The Contis' 40-year association with the Tamworth district began in 1974, when Richard purchased Mount View after touring its 2225 hectares on horseback with Frank McAlary, QC, the Pitt Street farmer known to millions as the Dancing Man of World War II newsreels. Two more farms in the Tamworth district, Keringal and Yaraan, were acquired in 1984 and 1994. To his employees Conti was that rare thing, a well-loved boss.
Conti's mentoring of new arrivals at the NSW bar revealed another side to his selfless generosity. The door of his chambers was always open to colleagues, especially at day's end when it was time for a "wee sip". His advice to young barristers on how to approach the law was tinted with insights into how to approach life: "Don't try to learn all the law; just know where to look for it."

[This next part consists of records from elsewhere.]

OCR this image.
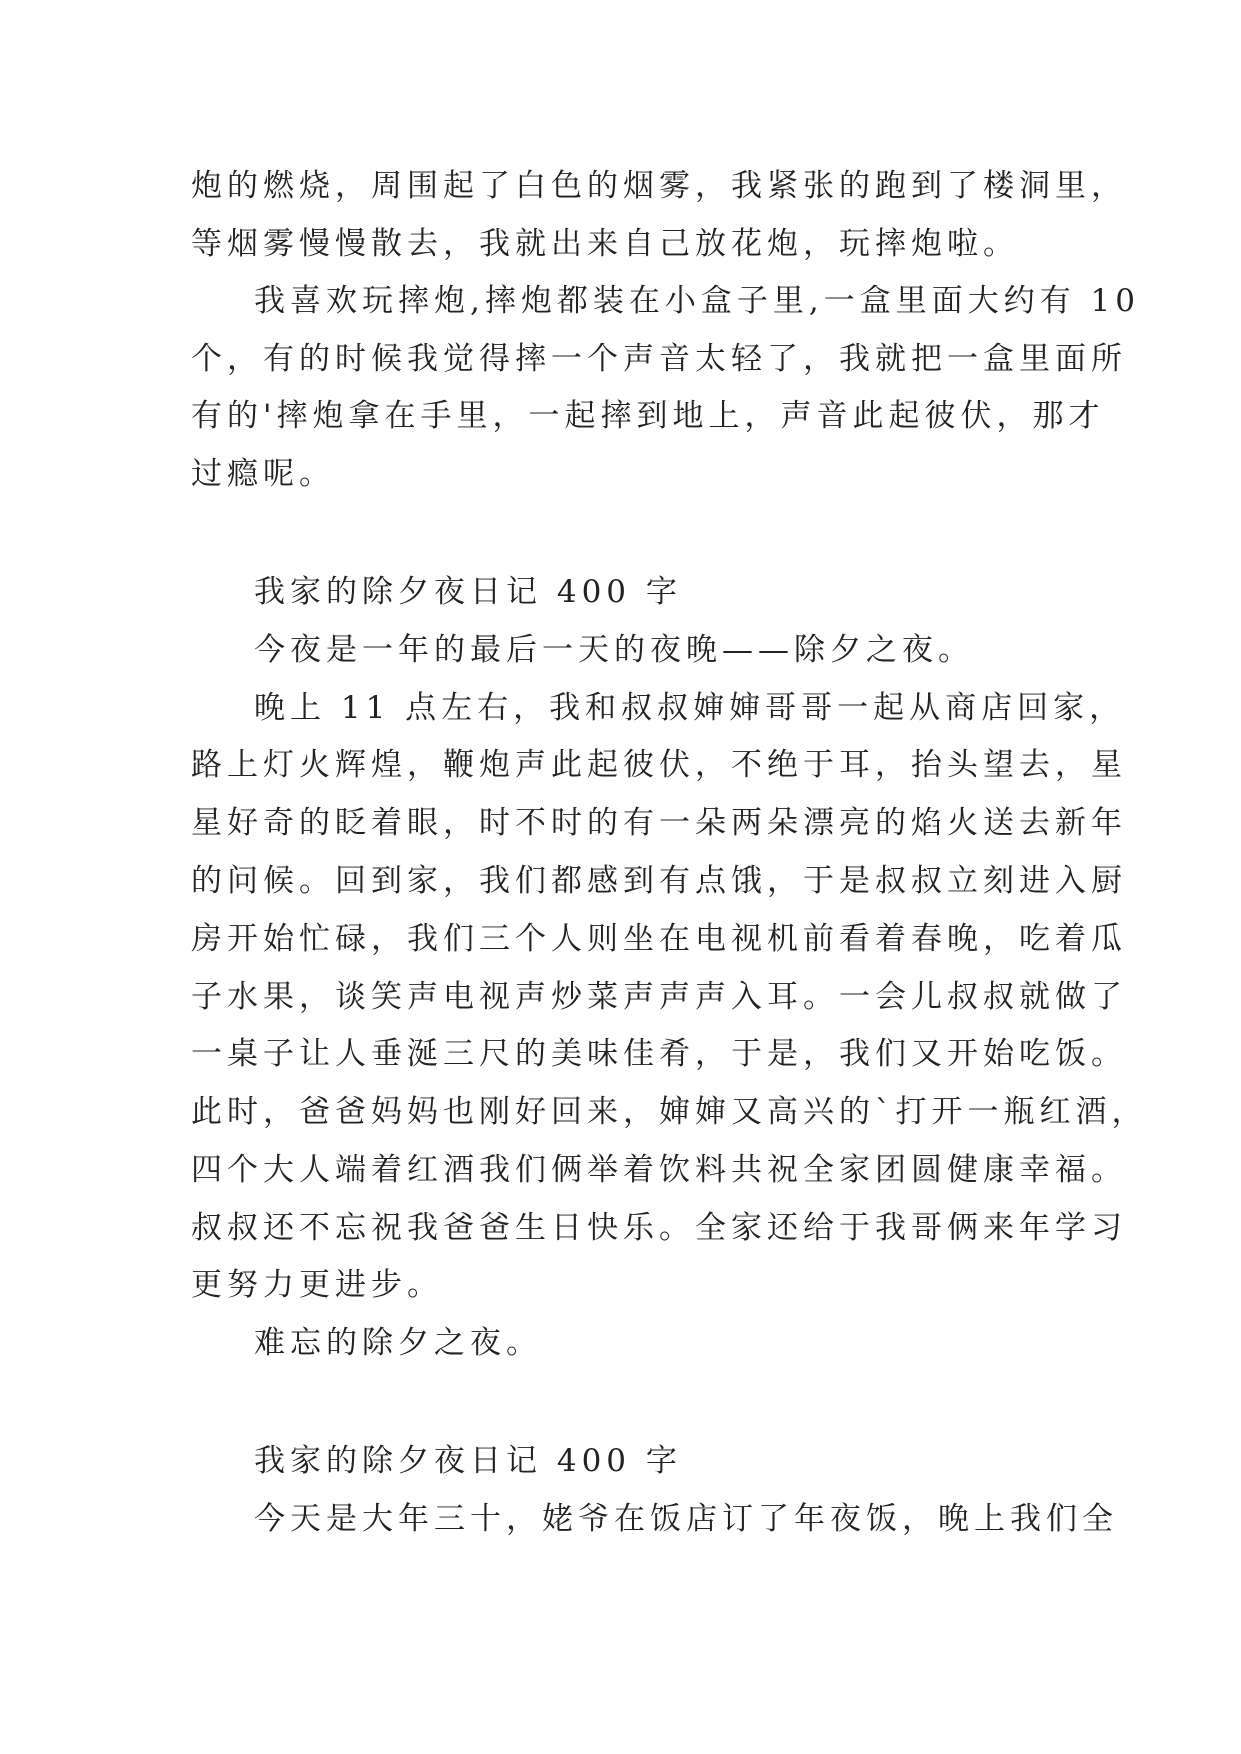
炮的燃烧，周围起了白色的烟雾，我紧张的跑到了楼洞里，

等烟雾慢慢散去，我就出来自己放花炮，玩摔炮啦。

我喜欢玩摔炮,摔炮都装在小盒子里,一盒里面大约有 10

个，有的时候我觉得摔一个声音太轻了，我就把一盒里面所

有的'摔炮拿在手里，一起摔到地上，声音此起彼伏，那才

过瘾呢。

我家的除夕夜日记 400 字

今夜是一年的最后一天的夜晚——除夕之夜。

晚上 11 点左右，我和叔叔婶婶哥哥一起从商店回家，

路上灯火辉煌，鞭炮声此起彼伏，不绝于耳，抬头望去，星

星好奇的眨着眼，时不时的有一朵两朵漂亮的焰火送去新年

的问候。回到家，我们都感到有点饿，于是叔叔立刻进入厨

房开始忙碌，我们三个人则坐在电视机前看着春晚，吃着瓜

子水果，谈笑声电视声炒菜声声声入耳。一会儿叔叔就做了

一桌子让人垂涎三尺的美味佳肴，于是，我们又开始吃饭。

此时，爸爸妈妈也刚好回来，婶婶又高兴的`打开一瓶红酒，

四个大人端着红酒我们俩举着饮料共祝全家团圆健康幸福。

叔叔还不忘祝我爸爸生日快乐。全家还给于我哥俩来年学习

更努力更进步。

难忘的除夕之夜。

我家的除夕夜日记 400 字

今天是大年三十，姥爷在饭店订了年夜饭，晚上我们全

He was well-positioned to offer such advice.
Hard work had a lot to do with it too. Conti's prodigious appetite for work was legendary. He never turned down a brief, and normally started his work day at 3am. At 6am he could be seen at Manly Life Saving Club before running on Manly Beach, trading jokes with Wallaby winger Barry Roberts.

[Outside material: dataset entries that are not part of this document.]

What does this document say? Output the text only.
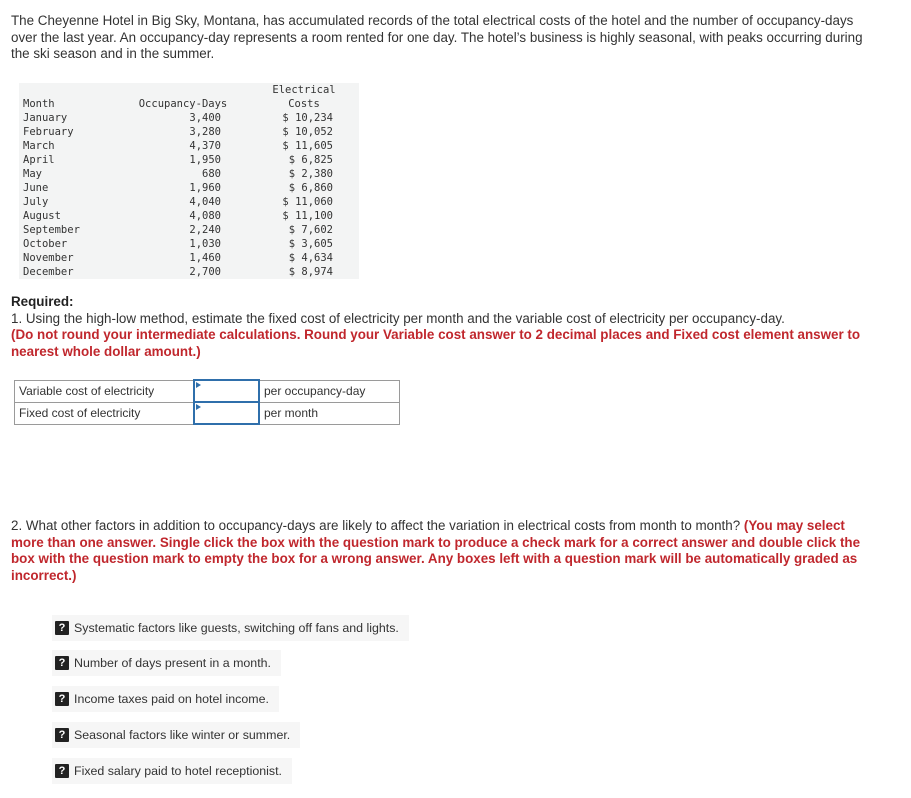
The Cheyenne Hotel in Big Sky, Montana, has accumulated records of the total electrical costs of the hotel and the number of occupancy-days over the last year. An occupancy-day represents a room rented for one day. The hotel’s business is highly seasonal, with peaks occurring during the ski season and in the summer.
		Electrical
Month	Occupancy-Days	Costs
January	3,400	$ 10,234
February	3,280	$ 10,052
March	4,370	$ 11,605
April	1,950	$ 6,825
May	680	$ 2,380
June	1,960	$ 6,860
July	4,040	$ 11,060
August	4,080	$ 11,100
September	2,240	$ 7,602
October	1,030	$ 3,605
November	1,460	$ 4,634
December	2,700	$ 8,974
Required:
1. Using the high-low method, estimate the fixed cost of electricity per month and the variable cost of electricity per occupancy-day.
(Do not round your intermediate calculations. Round your Variable cost answer to 2 decimal places and Fixed cost element answer to nearest whole dollar amount.)
Variable cost of electricity		per occupancy-day
Fixed cost of electricity		per month
2. What other factors in addition to occupancy-days are likely to affect the variation in electrical costs from month to month? (You may select more than one answer. Single click the box with the question mark to produce a check mark for a correct answer and double click the box with the question mark to empty the box for a wrong answer. Any boxes left with a question mark will be automatically graded as incorrect.)
? Systematic factors like guests, switching off fans and lights.
? Number of days present in a month.
? Income taxes paid on hotel income.
? Seasonal factors like winter or summer.
? Fixed salary paid to hotel receptionist.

He was a master of litigation tactics. In a case between two giant corporations Conti, holding the weaker hand, opened settlement negotiations with the gambit: "Big dogs don't bite other big dogs." And then there was that silky voice, which Tom Hughes, QC lauded on the occasion of his swearing-in as a justice of the Federal Court in 2000. Spurning "the clap and roll of forensic thunder", Conti beguiled rivals and witnesses with a smooth, "crabwise" advance.
Not one for much overseas travel, he spent his time shuttling between Philip Street in the city, Bower Street, Manly, and Mount View Road, Bendemeer, often in the company of Lord Denning, his beloved Hungarian Vizsla, named after the English jurist famed for his passion for justice, Christian virtue, and plain English prose.
Conti respected and inspired loyalty, cultivating his companionable nature into a talent for friendship. "Friendships are like fences," he used to say. "You have to keep mending them." A regular worshipper at St James Church, where his funeral was held, Conti conned his own friends into helping out at Sister Frieda's soup kitchen once a month. Some recall him scrubbing the floors of the crypt one Sunday before returning to work on a judgment.
Richard is survived by Betsy, his devoted wife of 54 years, their four children and 10 grandchildren.